Omdat het ook voor mij vrijdagavond is, citeer ik even uit een rapport van het College voor de Rechten van de Mens (https://mensenrechten.nl/publicaties/detail/36061):
‘Stereotypen zijn generalisaties en versimpelingen van de werkelijkheid, die een groep terugbrengen tot clichébeeld. Deze algemene clichébeelden over groepen passen we vervolgens toe op individuen. Stereotypen zijn er in twee soorten: expliciete en impliciete. Van expliciete stereotypen zijn we ons bewust en die kunnen we ook beïnvloeden. Impliciete stereotypen ontstaan door associaties in onze hersenen waarvan we ons niet bewust zijn, waardoor we ze ook niet goed kunnen beïnvloeden. ‘
‘Zwarte Piet een clichébeeld dat is opgebouwd uit de combinatie van een aantal kenmerken zoals zwart, kroeshaar, simpel van geest, atletisch en ondergeschikt aan blanke mensen. Dit stereotype is voor sommigen onlosmakelijk verbonden met onderdrukking, kolonialisme en slavernij.’

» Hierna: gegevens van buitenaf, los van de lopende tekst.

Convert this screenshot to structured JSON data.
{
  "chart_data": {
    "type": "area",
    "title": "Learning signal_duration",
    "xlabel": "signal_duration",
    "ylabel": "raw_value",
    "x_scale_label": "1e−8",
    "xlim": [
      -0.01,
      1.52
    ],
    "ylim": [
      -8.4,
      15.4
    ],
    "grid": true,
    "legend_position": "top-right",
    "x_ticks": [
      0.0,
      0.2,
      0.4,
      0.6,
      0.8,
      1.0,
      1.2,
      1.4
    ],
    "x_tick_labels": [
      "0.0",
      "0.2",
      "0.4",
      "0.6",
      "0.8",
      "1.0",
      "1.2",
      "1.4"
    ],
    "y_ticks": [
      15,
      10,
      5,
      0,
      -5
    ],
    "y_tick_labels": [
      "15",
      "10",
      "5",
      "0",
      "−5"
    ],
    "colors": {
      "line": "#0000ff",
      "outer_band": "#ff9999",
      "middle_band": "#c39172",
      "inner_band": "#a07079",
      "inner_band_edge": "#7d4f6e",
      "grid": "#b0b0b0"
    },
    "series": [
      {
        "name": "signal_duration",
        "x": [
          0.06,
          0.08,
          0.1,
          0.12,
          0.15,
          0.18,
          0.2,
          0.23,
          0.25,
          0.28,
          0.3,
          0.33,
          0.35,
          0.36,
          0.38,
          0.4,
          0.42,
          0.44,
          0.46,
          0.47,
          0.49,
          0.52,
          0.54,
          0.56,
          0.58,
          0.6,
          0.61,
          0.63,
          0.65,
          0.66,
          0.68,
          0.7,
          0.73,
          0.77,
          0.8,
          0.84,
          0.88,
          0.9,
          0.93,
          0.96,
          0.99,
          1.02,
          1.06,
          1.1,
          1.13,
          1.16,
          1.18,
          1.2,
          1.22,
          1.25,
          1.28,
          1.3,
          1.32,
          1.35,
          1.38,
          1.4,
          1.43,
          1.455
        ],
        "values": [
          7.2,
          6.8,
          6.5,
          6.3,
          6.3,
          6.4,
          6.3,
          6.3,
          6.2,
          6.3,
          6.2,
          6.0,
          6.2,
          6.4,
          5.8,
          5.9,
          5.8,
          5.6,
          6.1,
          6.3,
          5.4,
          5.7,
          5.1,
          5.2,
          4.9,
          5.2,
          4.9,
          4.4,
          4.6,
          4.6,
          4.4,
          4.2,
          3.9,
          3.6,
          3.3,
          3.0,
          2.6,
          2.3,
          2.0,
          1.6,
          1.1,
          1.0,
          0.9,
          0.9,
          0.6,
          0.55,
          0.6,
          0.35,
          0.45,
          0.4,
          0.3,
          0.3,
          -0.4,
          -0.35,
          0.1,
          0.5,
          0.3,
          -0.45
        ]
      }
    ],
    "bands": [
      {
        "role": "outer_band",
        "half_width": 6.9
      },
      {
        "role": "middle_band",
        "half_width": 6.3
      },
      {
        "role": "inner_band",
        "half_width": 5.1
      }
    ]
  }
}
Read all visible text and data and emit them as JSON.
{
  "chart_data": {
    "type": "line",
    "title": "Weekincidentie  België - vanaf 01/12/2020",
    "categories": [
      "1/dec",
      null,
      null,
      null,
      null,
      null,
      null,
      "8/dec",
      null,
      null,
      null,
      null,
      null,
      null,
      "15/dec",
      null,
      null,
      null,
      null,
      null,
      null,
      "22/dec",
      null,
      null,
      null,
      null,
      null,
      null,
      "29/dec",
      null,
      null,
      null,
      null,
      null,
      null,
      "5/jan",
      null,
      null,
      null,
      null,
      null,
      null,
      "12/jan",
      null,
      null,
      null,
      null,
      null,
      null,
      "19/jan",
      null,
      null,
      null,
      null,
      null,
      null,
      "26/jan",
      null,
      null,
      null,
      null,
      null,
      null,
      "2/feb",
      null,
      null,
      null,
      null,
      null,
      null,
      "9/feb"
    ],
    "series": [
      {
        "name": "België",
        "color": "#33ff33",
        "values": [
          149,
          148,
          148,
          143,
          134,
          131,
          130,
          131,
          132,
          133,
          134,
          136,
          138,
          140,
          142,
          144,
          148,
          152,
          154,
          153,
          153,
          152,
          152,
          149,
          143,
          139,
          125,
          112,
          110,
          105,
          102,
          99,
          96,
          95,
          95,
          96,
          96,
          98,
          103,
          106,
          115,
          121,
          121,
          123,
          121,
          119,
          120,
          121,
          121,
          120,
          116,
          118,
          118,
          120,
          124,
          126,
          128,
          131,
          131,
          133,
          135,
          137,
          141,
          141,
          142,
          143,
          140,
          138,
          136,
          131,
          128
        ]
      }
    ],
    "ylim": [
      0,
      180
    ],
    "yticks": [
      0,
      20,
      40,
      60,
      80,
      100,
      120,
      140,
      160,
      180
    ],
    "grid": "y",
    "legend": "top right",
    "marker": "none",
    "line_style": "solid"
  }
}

‘Zwarte Piet kan ook negatieve effecten hebben als gevolg van het negatieve stereotype van mensen met een donkere huidskleur dat hij weergeeft. Dit gebeurt als stereotypen het gedrag van mensen negatief beïnvloeden. Ook zo kan Zwarte Piet leiden tot discriminatie. Denk bijvoorbeeld aan het gebruik van ‘Zwarte Piet’ als scheldwoord of diskwalificerende benaming van personen met een donkere huidskleur. Maar denk ook aan hoe het negatieve stereotype onbewust kan doorwerken in een te laag schooladvies van docenten die de prestaties van leerlingen met een donkere huidskleur systematisch onderschatten. Of hoe dit stereotype onbewust kan doorwerken in het besluit van een werkgever om een sollicitant van Afrikaanse afkomst niet aan te nemen, ook al voldoet deze aan de functie- eisen.’
‘Er bestaat geen twijfel over dat scholen met Zwarte Piet juist een leuk en vrolijk figuur voor ogen hebben die ook bij velen sympathie oproept. Maar ook al vertegenwoordigt de huidige Zwarte Piet voor de school geen negatief stereotype en is hij ook niet discriminerend bedoeld, dat maakt voor de vaststelling van discriminatie niet uit. Zoals eerder uitgelegd komt discriminatie niet uitsluitend voort uit discriminerende of racistische bedoelingen. Ook goed bedoelde, komische of ludieke uitingen kunnen discriminerend zijn. Door hun effecten en doordat ze zo functioneren.’
Kinderen denken niet dat ZP een Afrikaan is. Blijft over; de onbewuste associaties. Die zorgen voor een positief beeld van de relatief bruinere mens. Omdat ZP veel populairder is dan de Sint, willen veel kinderen door bewuste associaties later graag Zwarte Piet worden. Het advies van leerkrachten wordt gebaseerd op (cito) toetsen. Scholen mogen geen kinderen afwijzen die een lager advies hebben dan een cito enz. aangeeft. Wel mogen middelbare scholen, als een leerkracht een hoger advies geeft dan testen aangeven, dit advies overnemen. Van deze pas ingevoerde uitzondering wil men trouwens terecht weer vanaf. Overigens kunnen veel kinderen op de middelbare school in de eerste twee of soms drie jaar samen in de klas zitten en wordt daarna op basis van rapportcijfers gekeken welk niveau zij daarna aankunnen.
Over de stereotype pieten. Zij zijn niet meer stereotype dom, integendeel. Door zwarte schmink te gebruiken lijkt ZP juist niet op een negroïde man. Lange (zwarte) krullen in plaats van kroeshaar gebeurt al in veel gemeenten. Als je wat witgeschminkte Pieten toevoegt en ook een ZP op een paard zet is het probleem opgelost. Want Pieten komen veel slimmer en vrijer over dan die seniele kreupele Sint.